LONDON (Reuters) - British lawmakers are to hold a debate on a petition signed by more than half a million people calling for U.S. Republican presidential candidate Donald Trump to be barred from Britain after his proposal to stop Muslims entering the United States.
The debate, called by the Petitions Committee of the lower house of parliament, will be held on Jan. 18 but will not be followed by a vote.
The British government responds to all petitions that gain more than 10,000 signatures and topics are considered for parliamentary debate if they reach 100,000.
"By scheduling a debate ... the Committee is not expressing a view on whether or not the government should exclude Donald Trump from the UK," said committee chairwoman Helen Jones.

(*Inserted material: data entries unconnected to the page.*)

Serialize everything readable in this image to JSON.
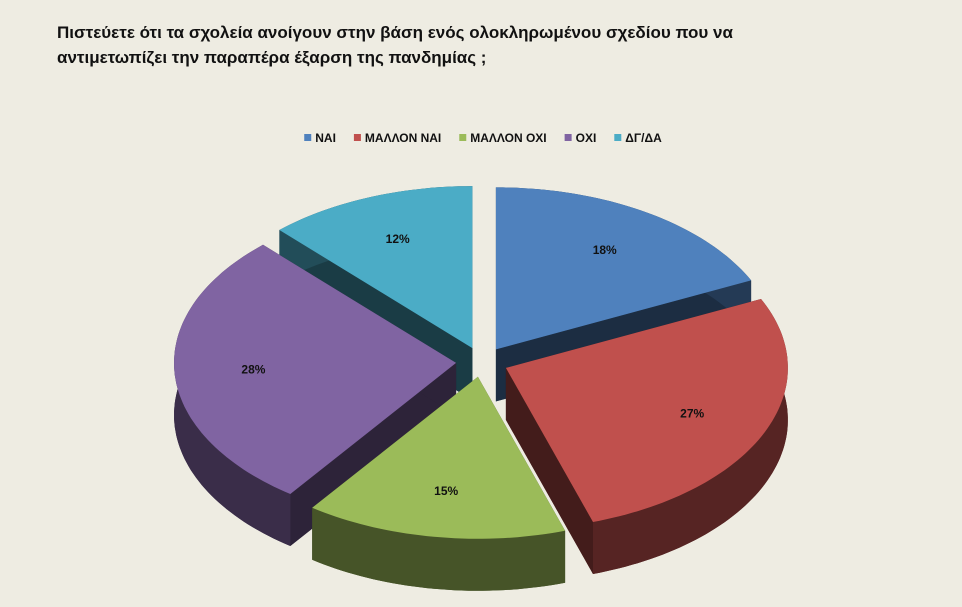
{
  "chart_data": {
    "type": "pie3d",
    "title": "Πιστεύετε ότι τα σχολεία ανοίγουν στην βάση ενός ολοκληρωμένου σχεδίου που να αντιμετωπίζει την παραπέρα έξαρση της πανδημίας ;",
    "categories": [
      "ΝΑΙ",
      "ΜΑΛΛΟΝ ΝΑΙ",
      "ΜΑΛΛΟΝ ΟΧΙ",
      "ΟΧΙ",
      "ΔΓ/ΔΑ"
    ],
    "values": [
      18,
      27,
      15,
      28,
      12
    ],
    "value_labels": [
      "18%",
      "27%",
      "15%",
      "28%",
      "12%"
    ],
    "colors": [
      "#4f81bd",
      "#c0504d",
      "#9bbb59",
      "#8064a2",
      "#4bacc6"
    ],
    "legend": "top"
  }
}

"As with any decision to schedule a petition for debate, it simply means that the committee has decided that the subject should be debated," she said in a statement. "A debate will allow a range of views to be expressed."
Last month Trump, a billionaire developer and frontrunner for the Republican presidential nomination, prompted international outrage with his call for a ban on all Muslims entering the United States. His comments followed a shooting spree by two Muslims who the FBI said had been radicalised.
British Prime Minister David Cameron said the comments were "divisive, unhelpful and quite simply wrong". His finance minister George Osborne said Trump's comments flew in the face of the founding principles of the United States but that banning him from Britain was not the best way to respond.
Britain is a close ally of the United States, including in the Western military campaign targeting Islamist militants in Iraq and Syria.
Trump owns two golf courses in Scotland which he visited in 2015.
In the past, people have been banned from entering Britain for fostering hatred that might provoke inter-community violence.
The petition said: "If the United Kingdom is to continue applying the 'unacceptable behavior' criteria to those who wish to enter its borders, it must be fairly applied to the rich as well as poor, and the weak as well as the powerful."
It was launched by Suzanne Kelly, a Scottish-based campaigner and longtime critic of Trump's latest golf course in Aberdeenshire.